SMK Go Global: Peluang atau Sekadar Menambah Rantai Program?
Kritik serupa juga diarahkan terhadap berbagai program baru pemerintah, termasuk SMK Go Global.
Program tersebut merupakan salah satu agenda pemerintah untuk menyiapkan talenta lulusan SMK agar mampu memasuki pasar kerja internasional. KP2MI membuka pendaftaran tahap pertama program tersebut pada 12–16 Agustus 2026.
Pemerintah menyebut program ini sebagai bagian dari strategi memperkuat kompetensi calon PMI dan memperluas peluang kerja luar negeri. Program tersebut juga ditempatkan dalam kerangka target besar pemerintah untuk meningkatkan penempatan tenaga kerja Indonesia di luar negeri.
Namun, dari perspektif Wamilda, program seperti SMK Go Global harus diawasi agar tidak berhenti menjadi program pemerintah yang berorientasi pada angka peserta dan target penempatan.
Yang lebih penting adalah memastikan siapa yang memperoleh manfaat, siapa yang mengelola pelatihan, berapa biaya yang dikeluarkan negara, bagaimana mekanisme pemilihan peserta, siapa yang menyalurkan pekerjaan, serta bagaimana perlindungan peserta setelah berada di luar negeri.
Program penempatan PMI harus menjawab kebutuhan pasar kerja sekaligus memberikan posisi tawar yang lebih kuat kepada pekerja.
Negara Harus Menjadi Pelindung, Bukan Penjaga Pintu
Diskusi Wamilda pada akhirnya mengarah pada satu persoalan mendasar: negara harus mempermudah migrasi kerja yang aman, bukan memperbanyak pintu birokrasi.

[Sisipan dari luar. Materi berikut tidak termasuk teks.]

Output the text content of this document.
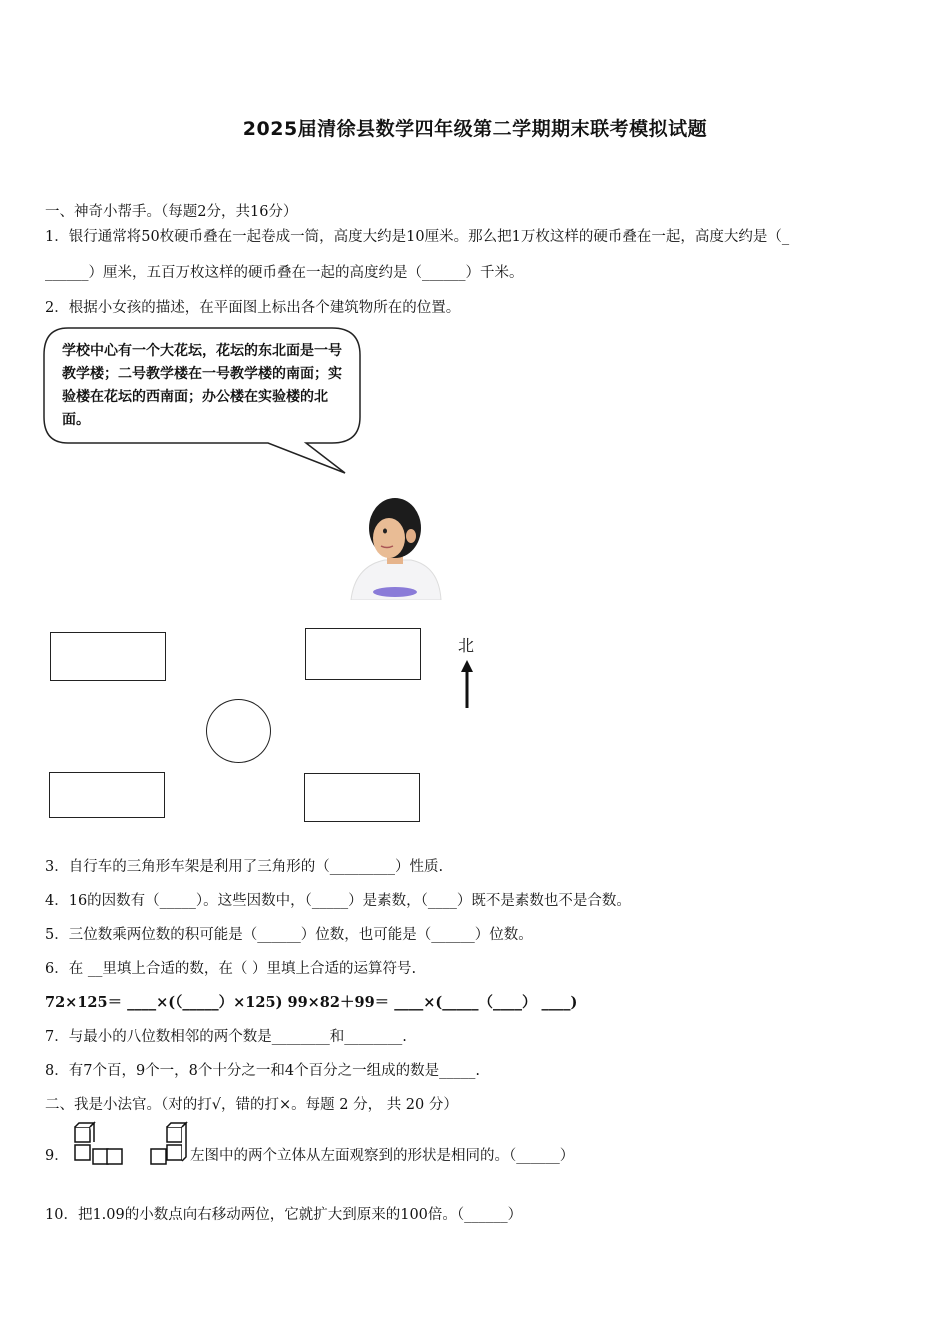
2025届清徐县数学四年级第二学期期末联考模拟试题
一、神奇小帮手。（每题2分，共16分）
1．银行通常将50枚硬币叠在一起卷成一筒，高度大约是10厘米。那么把1万枚这样的硬币叠在一起，高度大约是（_
______）厘米，五百万枚这样的硬币叠在一起的高度约是（______）千米。
2．根据小女孩的描述，在平面图上标出各个建筑物所在的位置。
学校中心有一个大花坛，花坛的东北面是一号教学楼；二号教学楼在一号教学楼的南面；实验楼在花坛的西南面；办公楼在实验楼的北面。
北
3．自行车的三角形车架是利用了三角形的（_________）性质.
4．16的因数有（_____）。这些因数中，（_____）是素数，（____）既不是素数也不是合数。
5．三位数乘两位数的积可能是（______）位数，也可能是（______）位数。
6．在 __里填上合适的数，在（ ）里填上合适的运算符号.
72×125＝ ____×(（_____）×125) 99×82＋99＝ ____×(_____（____） ____)
7．与最小的八位数相邻的两个数是________和________.
8．有7个百，9个一，8个十分之一和4个百分之一组成的数是_____.
二、我是小法官。（对的打√，错的打×。每题 2 分， 共 20 分）
9．	左图中的两个立体从左面观察到的形状是相同的。（______）
10．把1.09的小数点向右移动两位，它就扩大到原来的100倍。（______）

Pekerja migran membutuhkan kepastian pekerjaan, kontrak yang jelas, upah yang layak, jaminan sosial, akses bantuan hukum, perlindungan diplomatik, serta mekanisme pengaduan yang efektif. Digitalisasi dan administrasi seharusnya menjadi alat untuk mencapai tujuan tersebut, bukan tujuan itu sendiri.
Pengalaman Arab Saudi juga menunjukkan bahwa persoalan perlindungan PMI belum selesai. Pada Januari 2026, Kementerian Luar Negeri bersama KJRI Jeddah memfasilitasi pemulangan 96 WNI/PMI dari Arab Saudi, termasuk 94 orang dari Rumah Detensi Imigrasi Syumaisi.
Di sisi lain, KJRI Jeddah pada Juli 2026 masih melakukan kampanye kesadaran hukum bagi PMI/WNI di Arab Saudi, termasuk mengenai layanan ketenagakerjaan dan aspek perlindungan WNI.
Artinya, pembukaan kembali akses kerja ke Arab Saudi memang menawarkan peluang besar, tetapi harus berjalan beriringan dengan mekanisme perlindungan yang konkret.
Bagi Wamilda, pengalaman para purna PMI semestinya ditempatkan sebagai bagian dari solusi. Mereka bukan sekadar orang yang pernah bekerja di luar negeri, melainkan kelompok yang telah mengalami langsung sistem migrasi dari dalam.
Karena itu, empat agenda yang mengemuka dalam diskusi tersebut pada dasarnya bermuara pada satu tuntutan: buka kesempatan kerja, sederhanakan birokrasi, perkuat perlindungan, dan kembalikan pengalaman PMI menjadi modal pembangunan.
Jika negara benar-benar ingin menjadikan migrasi sebagai bagian dari strategi pembangunan nasional, maka pekerja migran tidak boleh hanya dihitung ketika berangkat dan remitansinya dicatat ketika pulang.
Mereka harus dipandang sebagai subjek pembangunan, sebelum berangkat, ketika bekerja di luar negeri, dan setelah kembali ke tanah air.